Racing at Daytona means many things.
Exciting three-wide and four-wide racing? I expected that, and got it.
Cars bouncing all over the place like pinballs, leading me to scream “Oh S---” and expect a wreck every lap? Once again, check.
Lots of different leaders? Check.
I’m going to add one thing to that list: Kevin Harvick surprise victories.
Of the 28 drivers on the track, Harvick was among the most quiet all night. His name was barely mentioned, as everyone else went for the lead but him. He hung around the middle of the pack most of the night, never making himself appear to be a contender.
So how did he win this race? Easy -- he was there when it counted, just like he was in 2007 when he literally nosed past Mark Martin for the Daytona 500 victory. Literally a few seconds before the final big wreck on Saturday night, Harvick passed Jamie McMurray and took over the lead … just in time once again.
You have to give Harvick credit, as he could have easily been caught up in some of the many wrecks that plagued the 75-lap Shootout. When the dust cleared, the race had more different leaders than ever before, and only 13 drivers finished the race after more caution flags were thrown than ever before. That’s action of both the good and bad kind, so regardless of why you watch, you didn’t go away from this race disappointed.
For a while there, it looked like Jamie McMurray might bring his Roush Ford to Victory Lane. He was leading with just a couple turns to go, but as happens so often that doesn‘t mean you are going to win. I predicted in the offseason that McMurray would see great improvement as he tries to impress Roush enough to keep his ride, as Roush must trim to four teams for 2010. It appears that resurgence is already starting, but unless Roush dumps David Ragan (not likely), McMurray is still likely to move to Yates (a Roush affiliate) or elsewhere in 2010.
Another driver who, like Harvick, was bobbing and weaving his way through the endless wrecks was Jeff Gordon, who I saw make two or three evasive moves during one of the early wrecks and ended up fourth. He may not be what he once was, but Gordon still has the talent to compete and stay alive.
Meanwhile, Tony Stewart showed off his Daytona prowess in his new ride, finishing third.
Still in search of full-year sponsorship, A.J. Allmendinger very quietly put on a great run in the Shootout, finishing fifth, right ahead of his Richard Petty Motorsports teammate Kasey Kahne. I’m amazed his teammate Reed Sorenson has the full season covered, but A.J. still does not. It’s obvious by now he’s a much more solid talent.
After a surge of success last year for the Red Bull team, it appears Brian Vickers is not going away. He was racing up front with the usual Daytona leader suspects (Tony Stewart, Dale Earnhardt Jr., etc.) like he belonged there.

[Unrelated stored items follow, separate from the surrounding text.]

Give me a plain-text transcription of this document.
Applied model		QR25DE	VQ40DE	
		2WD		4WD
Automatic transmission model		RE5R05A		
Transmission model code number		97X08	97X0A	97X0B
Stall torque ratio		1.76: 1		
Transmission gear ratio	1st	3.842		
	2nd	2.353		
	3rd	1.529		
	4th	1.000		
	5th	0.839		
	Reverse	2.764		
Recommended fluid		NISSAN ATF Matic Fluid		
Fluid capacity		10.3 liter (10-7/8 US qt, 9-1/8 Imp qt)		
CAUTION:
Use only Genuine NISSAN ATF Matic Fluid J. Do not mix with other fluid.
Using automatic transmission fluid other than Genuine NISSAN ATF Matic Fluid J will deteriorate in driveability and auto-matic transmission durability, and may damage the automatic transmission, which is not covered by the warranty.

A pit strategy move didn’t work out for him, and he ended up 11th. I fully expect him to grab at least one race victory this season and anyone counting him out of the Chase is making a mistake, as he very well could make it.
My hope for the 500 is that we can keep the kind of exciting racing I saw up front all night Saturday without all of the wrecks. Based on how the cars are behaving on the track, I know this is not a likely scenario and wrecks are likely, but I’d rather not see 20 cars finish the Daytona 500.Daytona odds and ends
-- Most disturbing visual of the day: Jimmie Johnson is apparently trying to do his best impression of Tony Stewart’s facial hair. I’m sorry, Jimmie, but there can be only one master of the perpetual 9 o'clock shadow, and that’s Tony. You’ll have to develop a new setup for that fuzz or create a new look. Maybe you can bring back that 1993-era Jeff Gordon mustache.
-- Bill Elliott led both Saturday practices for the Daytona 500. Yes, that Bill Elliott. Either it’s 1992 again or the Wood Brothers, who are running a limited schedule this year, may actually have a decent car. It’s only Daytona, but I can’t remember the last time the team was that high on the speed charts.
-- I didn’t catch the race, but it sounds like the ARCA event Saturday at Daytona was the usual wreckfest and pretty brutal on the drivers, as three of them ended up in the hospital, including one (Larry Hollenbeck of Kalamazoo, Michigan) who had to be extricated from his car. In a way, you could even blame Joey Logano’s Shootout wreck on the ARCA race, too. After finishing second in the ARCA race, Logano had to start in the back of the Shootout field after missing the Shootout drivers’ meeting because he was busy racing his ARCA car at the time. Just a few laps into the Shootout, he ended up caught up in someone else’s wreck.
-- After running no laps due to mechanical issues, there will be no Daytona 500 attempt for 74-year-old James Hylton, leaving 56 drivers seeking 43 spots (or more accurately, 21 drivers seeking the eight remaining spots).. It’s not surprising, but I would have liked to see him try to make it, as Hylton is a great story.
-- It's been a rough start to the season for Scott Speed: Two wrecks in two days.